Big Wave Trading incorporates a Mechanical Disciplined Signal Generated System and uses a Market Model system to invest profitably in the stock and futures markets. Big Wave Trading also incorporates a strict risk management system and cuts losses immediately if a new purchase does not work in our favored direction right away.
Wednesday, June 19, 2013
Fed Day Turns Nasty as Stocks Fall on Bernanke’s Policy Decision
What a volatile day it turned out to be with stocks gyrating after the FOMC policy announcement only to close at the lows of the session. Stocks were lower ahead of the announcement as many feared the Fed would inject into the statement regarding tapering bond purchases. In fact, it did not and the market still went lower. Bonds sold off in tremendous fashion with the 10 year yield at 2.333% for the day. Higher yields will not be kind to the US Treasury and the US government cost of servicing debt. Given today’s action and the jump in volume it appears this market wants to head lower with us leaning towards the sell side of the Big Wave Trading model.
Volume kicked into hyper drive after the release of the statement. Intraday volatility did as well and was mostly like due to algos fighting each other. The NASDAQ appeared to have a few 10 point swings in a few seconds. It is very doubtful humans could move as fast causing this type of movement intraday. It is more for our amusement to watch those trying to decipher this type of action. No way could one even begin to interpret and act upon profitably on the type of action we saw today. Avoid those who claim they can at all costs.
The fear index or known as the VIX ended the day slightly higher closing at 16.64. It dipped as low as 15.36, but was able to finish in the green. For such a big move lower the lack of movement to the upside in the VIX is somewhat puzzling. Perhaps traders aren’t as fearful of a taper then the market action is leading on. For now, we have weak price action accompanied by heavy volume and this is throwing out cautionary signals.

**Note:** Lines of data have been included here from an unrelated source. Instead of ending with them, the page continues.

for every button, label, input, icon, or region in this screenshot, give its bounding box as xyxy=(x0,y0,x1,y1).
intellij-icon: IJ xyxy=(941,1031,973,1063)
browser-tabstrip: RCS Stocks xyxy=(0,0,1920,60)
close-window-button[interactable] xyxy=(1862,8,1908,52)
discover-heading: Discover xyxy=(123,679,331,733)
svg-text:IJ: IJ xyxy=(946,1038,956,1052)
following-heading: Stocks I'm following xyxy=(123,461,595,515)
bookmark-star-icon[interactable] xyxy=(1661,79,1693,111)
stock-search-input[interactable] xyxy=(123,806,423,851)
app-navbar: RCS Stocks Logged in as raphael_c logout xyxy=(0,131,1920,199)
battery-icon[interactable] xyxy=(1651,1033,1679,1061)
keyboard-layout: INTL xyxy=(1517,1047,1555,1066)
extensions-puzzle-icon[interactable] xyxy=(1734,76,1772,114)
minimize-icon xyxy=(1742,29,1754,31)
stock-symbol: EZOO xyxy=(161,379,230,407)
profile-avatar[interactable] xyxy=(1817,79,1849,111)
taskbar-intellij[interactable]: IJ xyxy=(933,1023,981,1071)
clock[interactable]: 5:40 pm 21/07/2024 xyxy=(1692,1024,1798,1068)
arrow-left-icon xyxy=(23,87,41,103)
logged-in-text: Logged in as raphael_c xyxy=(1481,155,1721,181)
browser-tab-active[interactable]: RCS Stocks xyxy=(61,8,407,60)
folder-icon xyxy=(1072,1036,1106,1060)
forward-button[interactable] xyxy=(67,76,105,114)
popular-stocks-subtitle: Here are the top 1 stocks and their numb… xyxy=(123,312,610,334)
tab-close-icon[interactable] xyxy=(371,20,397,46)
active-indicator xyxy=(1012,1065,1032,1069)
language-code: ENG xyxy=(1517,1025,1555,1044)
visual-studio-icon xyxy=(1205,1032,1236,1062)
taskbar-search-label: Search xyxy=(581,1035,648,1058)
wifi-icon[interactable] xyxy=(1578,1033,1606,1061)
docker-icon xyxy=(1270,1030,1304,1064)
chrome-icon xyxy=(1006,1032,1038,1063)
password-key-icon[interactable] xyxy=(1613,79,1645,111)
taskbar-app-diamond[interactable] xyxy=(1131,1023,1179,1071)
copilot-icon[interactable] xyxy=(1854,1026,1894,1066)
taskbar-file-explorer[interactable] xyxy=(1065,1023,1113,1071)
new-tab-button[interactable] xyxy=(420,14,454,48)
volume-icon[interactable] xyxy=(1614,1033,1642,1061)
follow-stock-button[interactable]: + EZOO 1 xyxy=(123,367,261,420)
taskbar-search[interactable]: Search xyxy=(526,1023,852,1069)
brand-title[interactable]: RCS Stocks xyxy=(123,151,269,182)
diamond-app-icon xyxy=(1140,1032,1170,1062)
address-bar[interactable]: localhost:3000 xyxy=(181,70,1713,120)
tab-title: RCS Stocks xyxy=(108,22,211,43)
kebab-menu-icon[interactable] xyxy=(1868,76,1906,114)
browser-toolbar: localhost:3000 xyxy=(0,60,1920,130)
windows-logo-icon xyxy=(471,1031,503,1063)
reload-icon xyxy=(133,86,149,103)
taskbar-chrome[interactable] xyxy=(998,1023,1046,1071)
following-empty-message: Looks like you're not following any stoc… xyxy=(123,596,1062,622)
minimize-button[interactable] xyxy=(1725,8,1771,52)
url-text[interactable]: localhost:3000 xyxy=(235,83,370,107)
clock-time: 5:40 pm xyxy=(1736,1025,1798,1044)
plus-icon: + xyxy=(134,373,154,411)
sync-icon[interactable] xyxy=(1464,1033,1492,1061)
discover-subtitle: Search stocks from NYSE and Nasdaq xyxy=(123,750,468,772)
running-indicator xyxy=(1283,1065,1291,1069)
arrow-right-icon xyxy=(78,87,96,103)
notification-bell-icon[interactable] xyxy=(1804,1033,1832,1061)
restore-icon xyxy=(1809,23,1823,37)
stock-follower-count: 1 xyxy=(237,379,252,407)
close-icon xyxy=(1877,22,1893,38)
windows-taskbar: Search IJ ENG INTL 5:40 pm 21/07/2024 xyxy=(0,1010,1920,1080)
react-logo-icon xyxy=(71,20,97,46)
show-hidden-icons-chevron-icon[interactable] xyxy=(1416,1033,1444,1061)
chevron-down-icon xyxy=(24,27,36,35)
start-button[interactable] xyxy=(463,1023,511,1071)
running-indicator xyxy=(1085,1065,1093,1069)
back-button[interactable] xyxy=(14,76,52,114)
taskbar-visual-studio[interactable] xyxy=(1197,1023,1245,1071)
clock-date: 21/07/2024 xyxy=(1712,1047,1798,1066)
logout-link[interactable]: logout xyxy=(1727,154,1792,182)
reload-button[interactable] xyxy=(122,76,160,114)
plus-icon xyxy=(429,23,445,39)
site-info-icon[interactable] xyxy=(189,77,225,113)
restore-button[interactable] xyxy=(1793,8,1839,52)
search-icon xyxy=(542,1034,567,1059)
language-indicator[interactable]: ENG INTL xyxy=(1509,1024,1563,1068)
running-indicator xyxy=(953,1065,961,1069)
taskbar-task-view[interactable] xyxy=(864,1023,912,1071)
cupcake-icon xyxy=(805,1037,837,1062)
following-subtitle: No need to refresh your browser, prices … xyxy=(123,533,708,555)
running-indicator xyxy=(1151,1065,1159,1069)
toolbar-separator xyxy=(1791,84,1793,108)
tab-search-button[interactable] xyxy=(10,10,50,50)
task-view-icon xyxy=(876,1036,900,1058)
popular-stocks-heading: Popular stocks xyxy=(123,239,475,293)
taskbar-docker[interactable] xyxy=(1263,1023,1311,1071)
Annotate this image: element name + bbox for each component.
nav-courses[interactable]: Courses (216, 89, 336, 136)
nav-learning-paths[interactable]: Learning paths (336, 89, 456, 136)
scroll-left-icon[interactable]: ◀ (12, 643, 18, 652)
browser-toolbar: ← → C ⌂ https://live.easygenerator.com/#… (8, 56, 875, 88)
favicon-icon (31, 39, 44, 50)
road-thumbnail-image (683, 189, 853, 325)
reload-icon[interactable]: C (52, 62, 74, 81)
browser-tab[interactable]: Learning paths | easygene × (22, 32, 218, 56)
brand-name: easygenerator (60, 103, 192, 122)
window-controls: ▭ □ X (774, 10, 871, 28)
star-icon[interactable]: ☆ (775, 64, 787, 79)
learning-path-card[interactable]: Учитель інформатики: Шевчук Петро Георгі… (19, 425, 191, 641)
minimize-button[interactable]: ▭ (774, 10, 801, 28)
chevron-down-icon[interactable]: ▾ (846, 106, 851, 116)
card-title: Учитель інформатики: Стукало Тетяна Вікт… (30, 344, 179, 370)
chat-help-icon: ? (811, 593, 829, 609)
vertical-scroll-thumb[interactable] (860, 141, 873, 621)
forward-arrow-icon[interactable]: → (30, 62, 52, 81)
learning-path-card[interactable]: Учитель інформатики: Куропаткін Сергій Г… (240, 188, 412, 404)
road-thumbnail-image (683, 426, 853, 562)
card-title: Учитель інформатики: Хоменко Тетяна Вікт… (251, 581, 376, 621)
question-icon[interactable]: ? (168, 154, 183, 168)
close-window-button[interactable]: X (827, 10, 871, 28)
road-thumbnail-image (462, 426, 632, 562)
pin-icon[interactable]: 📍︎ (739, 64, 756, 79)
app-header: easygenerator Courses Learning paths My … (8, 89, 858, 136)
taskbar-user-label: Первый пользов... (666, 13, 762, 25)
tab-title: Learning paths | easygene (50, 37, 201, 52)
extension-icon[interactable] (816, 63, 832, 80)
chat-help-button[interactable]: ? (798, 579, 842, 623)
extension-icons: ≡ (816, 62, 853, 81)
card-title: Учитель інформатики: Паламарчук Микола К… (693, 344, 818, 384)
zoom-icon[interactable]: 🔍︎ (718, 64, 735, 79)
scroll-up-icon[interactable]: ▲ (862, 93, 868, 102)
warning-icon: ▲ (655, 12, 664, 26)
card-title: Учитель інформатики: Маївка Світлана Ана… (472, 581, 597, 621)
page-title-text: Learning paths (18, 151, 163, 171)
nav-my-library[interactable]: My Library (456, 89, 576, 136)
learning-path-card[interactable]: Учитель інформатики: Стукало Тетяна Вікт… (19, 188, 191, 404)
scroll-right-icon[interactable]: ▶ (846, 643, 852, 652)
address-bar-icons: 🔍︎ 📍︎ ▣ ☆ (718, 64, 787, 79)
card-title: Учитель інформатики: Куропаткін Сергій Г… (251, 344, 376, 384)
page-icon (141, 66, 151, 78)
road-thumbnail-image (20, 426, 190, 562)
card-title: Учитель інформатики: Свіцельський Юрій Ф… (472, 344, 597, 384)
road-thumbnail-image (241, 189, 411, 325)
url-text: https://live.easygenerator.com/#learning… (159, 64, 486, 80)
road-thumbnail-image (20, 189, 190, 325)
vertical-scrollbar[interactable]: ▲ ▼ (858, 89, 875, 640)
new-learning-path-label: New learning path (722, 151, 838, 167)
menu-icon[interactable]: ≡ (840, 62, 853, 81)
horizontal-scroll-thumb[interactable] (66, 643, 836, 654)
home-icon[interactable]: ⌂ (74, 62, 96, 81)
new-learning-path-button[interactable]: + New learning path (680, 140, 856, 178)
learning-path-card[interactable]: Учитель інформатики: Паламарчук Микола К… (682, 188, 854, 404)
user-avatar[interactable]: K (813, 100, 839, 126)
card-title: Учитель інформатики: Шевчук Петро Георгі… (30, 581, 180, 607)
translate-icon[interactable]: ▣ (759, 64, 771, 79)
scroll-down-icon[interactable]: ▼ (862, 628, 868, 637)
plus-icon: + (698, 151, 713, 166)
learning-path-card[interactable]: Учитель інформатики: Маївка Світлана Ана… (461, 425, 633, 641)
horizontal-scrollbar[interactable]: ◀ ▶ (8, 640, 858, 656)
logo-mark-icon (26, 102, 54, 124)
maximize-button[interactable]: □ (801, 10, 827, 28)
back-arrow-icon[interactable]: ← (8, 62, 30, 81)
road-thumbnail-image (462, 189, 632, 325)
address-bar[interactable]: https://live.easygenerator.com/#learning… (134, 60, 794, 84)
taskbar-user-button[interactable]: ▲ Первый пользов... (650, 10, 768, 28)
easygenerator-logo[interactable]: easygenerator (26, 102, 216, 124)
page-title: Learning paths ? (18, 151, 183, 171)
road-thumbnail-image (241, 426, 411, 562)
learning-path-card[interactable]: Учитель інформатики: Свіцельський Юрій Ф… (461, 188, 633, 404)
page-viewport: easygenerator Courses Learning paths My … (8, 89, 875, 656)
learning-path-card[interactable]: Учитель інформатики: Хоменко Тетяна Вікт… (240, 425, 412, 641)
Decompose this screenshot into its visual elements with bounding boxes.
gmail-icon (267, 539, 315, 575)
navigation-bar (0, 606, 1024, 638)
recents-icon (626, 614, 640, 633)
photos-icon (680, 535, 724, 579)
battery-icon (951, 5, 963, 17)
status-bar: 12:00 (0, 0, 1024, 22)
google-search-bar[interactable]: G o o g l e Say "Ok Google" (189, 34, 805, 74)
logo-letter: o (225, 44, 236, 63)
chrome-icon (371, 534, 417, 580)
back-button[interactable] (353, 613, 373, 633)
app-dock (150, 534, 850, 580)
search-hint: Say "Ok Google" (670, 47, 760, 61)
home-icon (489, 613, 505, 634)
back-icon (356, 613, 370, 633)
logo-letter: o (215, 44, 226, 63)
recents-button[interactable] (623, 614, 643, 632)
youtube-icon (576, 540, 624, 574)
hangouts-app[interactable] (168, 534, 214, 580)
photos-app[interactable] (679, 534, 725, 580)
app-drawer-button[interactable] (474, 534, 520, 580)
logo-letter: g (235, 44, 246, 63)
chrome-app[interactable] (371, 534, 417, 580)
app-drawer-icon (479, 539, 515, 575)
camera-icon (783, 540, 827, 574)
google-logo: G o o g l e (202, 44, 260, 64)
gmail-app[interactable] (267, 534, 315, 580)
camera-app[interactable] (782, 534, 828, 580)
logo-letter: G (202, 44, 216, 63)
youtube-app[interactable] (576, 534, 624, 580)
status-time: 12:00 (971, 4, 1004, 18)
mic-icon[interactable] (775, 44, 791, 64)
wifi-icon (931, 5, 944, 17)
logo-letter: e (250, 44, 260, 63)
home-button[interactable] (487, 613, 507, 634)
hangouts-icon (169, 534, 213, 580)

There certainly will be pundits who will be claiming the market has exhausted itself and we have topped for good. No one knows the future and while anything is possible nothing is certain. We do see ETFs like HYG and JNK displaying very weak action and it would be easy to conclude this is over. However, in 2011 many claimed this to be over and we are sitting near all time highs. We’ll let price action do our talking and follow it and leave the guesswork to others.